The “Tibet Policy and Support Act” was, remarkably, not the only critical step in China policy this week. Trump also signed into law the “Taiwan Assurance Act,” which aims to deepen strategic and military ties between the United States and Taiwan by normalizing arms purchases between the two. Once again, the policy is being lauded by Taiwanese officials and uniformly attacked by Chinese ones.

The bill also strongly supports Taiwan being allowed to join the international institutions the Chinese government has worked to bar it from.
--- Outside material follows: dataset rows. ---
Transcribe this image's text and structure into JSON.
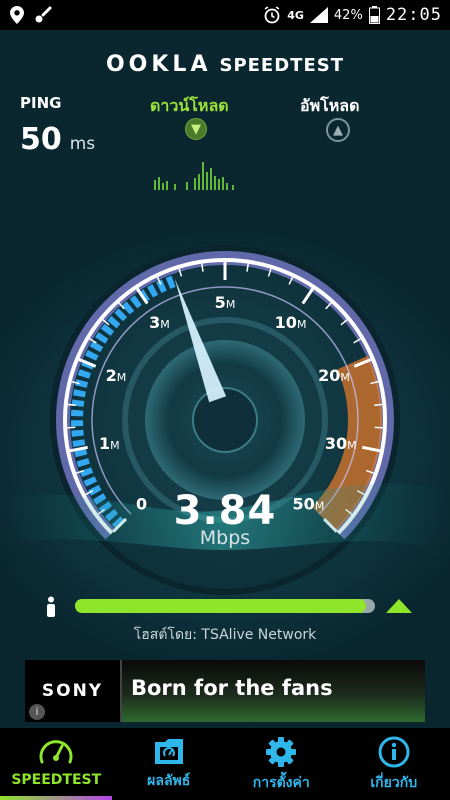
{
  "status_bar": {
    "network": "4G",
    "battery": "42%",
    "time": "22:05"
  },
  "logo": {
    "brand": "OOKLA",
    "product": "SPEEDTEST"
  },
  "ping": {
    "label": "PING",
    "value": "50",
    "unit": "ms"
  },
  "download": {
    "label": "ดาวน์โหลด",
    "icon": "download-arrow-icon"
  },
  "upload": {
    "label": "อัพโหลด",
    "icon": "upload-arrow-icon"
  },
  "gauge": {
    "ticks": [
      "0",
      "1M",
      "2M",
      "3M",
      "5M",
      "10M",
      "20M",
      "30M",
      "50M"
    ],
    "needle_value_mbps": 3.84,
    "colors": {
      "ring": "#9a8ff5",
      "progress": "#33a8f0",
      "high": "#e07a2a",
      "needle": "#d7f3ff"
    }
  },
  "result": {
    "speed": "3.84",
    "unit": "Mbps"
  },
  "progress": {
    "fill_fraction": 0.97,
    "fill_color": "#8ee52a",
    "track_color": "#9aa8ab"
  },
  "host": {
    "text": "โฮสต์โดย: TSAlive Network"
  },
  "ad": {
    "brand": "SONY",
    "headline": "Born for the fans",
    "info_glyph": "i"
  },
  "nav": {
    "items": [
      {
        "label": "SPEEDTEST",
        "icon": "speedometer-icon"
      },
      {
        "label": "ผลลัพธ์",
        "icon": "results-folder-icon"
      },
      {
        "label": "การตั้งค่า",
        "icon": "gear-icon"
      },
      {
        "label": "เกี่ยวกับ",
        "icon": "info-icon"
      }
    ]
  }
}
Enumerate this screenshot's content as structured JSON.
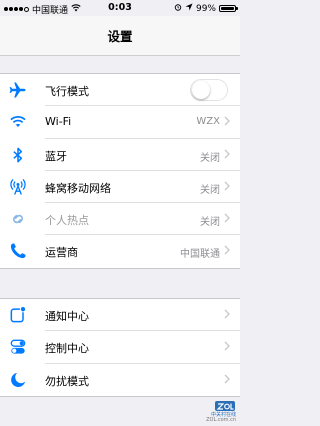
{
  "colors": {
    "accent": "#007aff",
    "background": "#efeff4"
  },
  "status_bar": {
    "carrier": "中国联通",
    "time": "0:03",
    "battery": "99%",
    "battery_level": 0.99
  },
  "nav": {
    "title": "设置"
  },
  "group1": [
    {
      "icon": "airplane-icon",
      "label": "飞行模式",
      "control": "toggle",
      "toggle_on": false
    },
    {
      "icon": "wifi-icon",
      "label": "Wi-Fi",
      "value": "WZX"
    },
    {
      "icon": "bluetooth-icon",
      "label": "蓝牙",
      "value": "关闭"
    },
    {
      "icon": "cellular-icon",
      "label": "蜂窝移动网络",
      "value": "关闭"
    },
    {
      "icon": "hotspot-icon",
      "label": "个人热点",
      "value": "关闭",
      "dimmed": true
    },
    {
      "icon": "phone-icon",
      "label": "运营商",
      "value": "中国联通"
    }
  ],
  "group2": [
    {
      "icon": "notification-center-icon",
      "label": "通知中心"
    },
    {
      "icon": "control-center-icon",
      "label": "控制中心"
    },
    {
      "icon": "moon-icon",
      "label": "勿扰模式"
    }
  ],
  "watermark": {
    "brand": "中关村在线",
    "url": "ZOL.com.cn"
  }
}
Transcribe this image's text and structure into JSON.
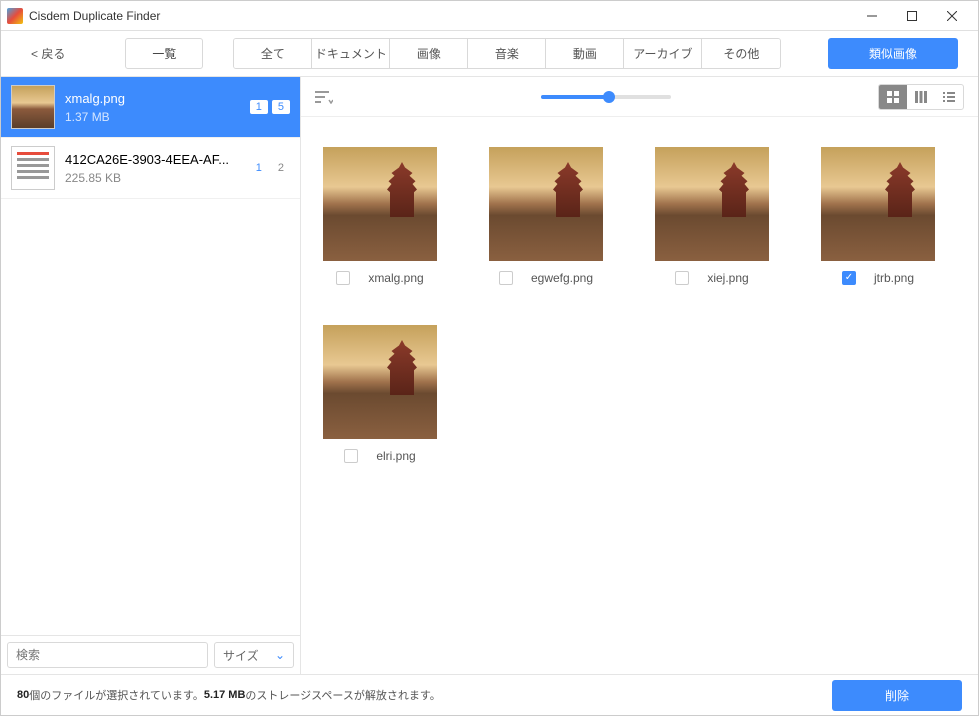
{
  "window": {
    "title": "Cisdem Duplicate Finder"
  },
  "toolbar": {
    "back": "< 戻る",
    "list_view": "一覧",
    "tabs": {
      "all": "全て",
      "document": "ドキュメント",
      "image": "画像",
      "music": "音楽",
      "video": "動画",
      "archive": "アーカイブ",
      "other": "その他"
    },
    "similar": "類似画像"
  },
  "sidebar": {
    "items": [
      {
        "name": "xmalg.png",
        "size": "1.37 MB",
        "badge1": "1",
        "badge2": "5"
      },
      {
        "name": "412CA26E-3903-4EEA-AF...",
        "size": "225.85 KB",
        "badge1": "1",
        "badge2": "2"
      }
    ],
    "search_placeholder": "検索",
    "size_label": "サイズ"
  },
  "grid": {
    "items": [
      {
        "name": "xmalg.png",
        "checked": false
      },
      {
        "name": "egwefg.png",
        "checked": false
      },
      {
        "name": "xiej.png",
        "checked": false
      },
      {
        "name": "jtrb.png",
        "checked": true
      },
      {
        "name": "elri.png",
        "checked": false
      }
    ]
  },
  "status": {
    "count": "80",
    "text1": " 個のファイルが選択されています。 ",
    "size": "5.17 MB",
    "text2": " のストレージスペースが解放されます。",
    "delete": "削除"
  }
}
This issue’s importance was showcased at the start of 2020, when Taiwan possessed critical information on COVID-19- yet was blocked from participating in crucial international conferences on the issue by China.

“The United States is an important ally of Taiwan’s internationally, and a solid partner for sharing the values of freedom and democracy,” Presidential Office spokesman Xavier Chang said regarding the bill.

Both of these steps fit within a long pattern of the current administrations. The Trump White House has been far more willing to criticize the Chinese government, on issues from trade to concentration camps. Whether Joe Biden will maintain this pressure is yet to be seen, yet given his son’s apparent influence-peddling for cash from Chinese officials, it’s in doubt.

Jonah Gottschalk is an intern at the Federalist. He studies Modern History and International Relations at the University of St Andrews.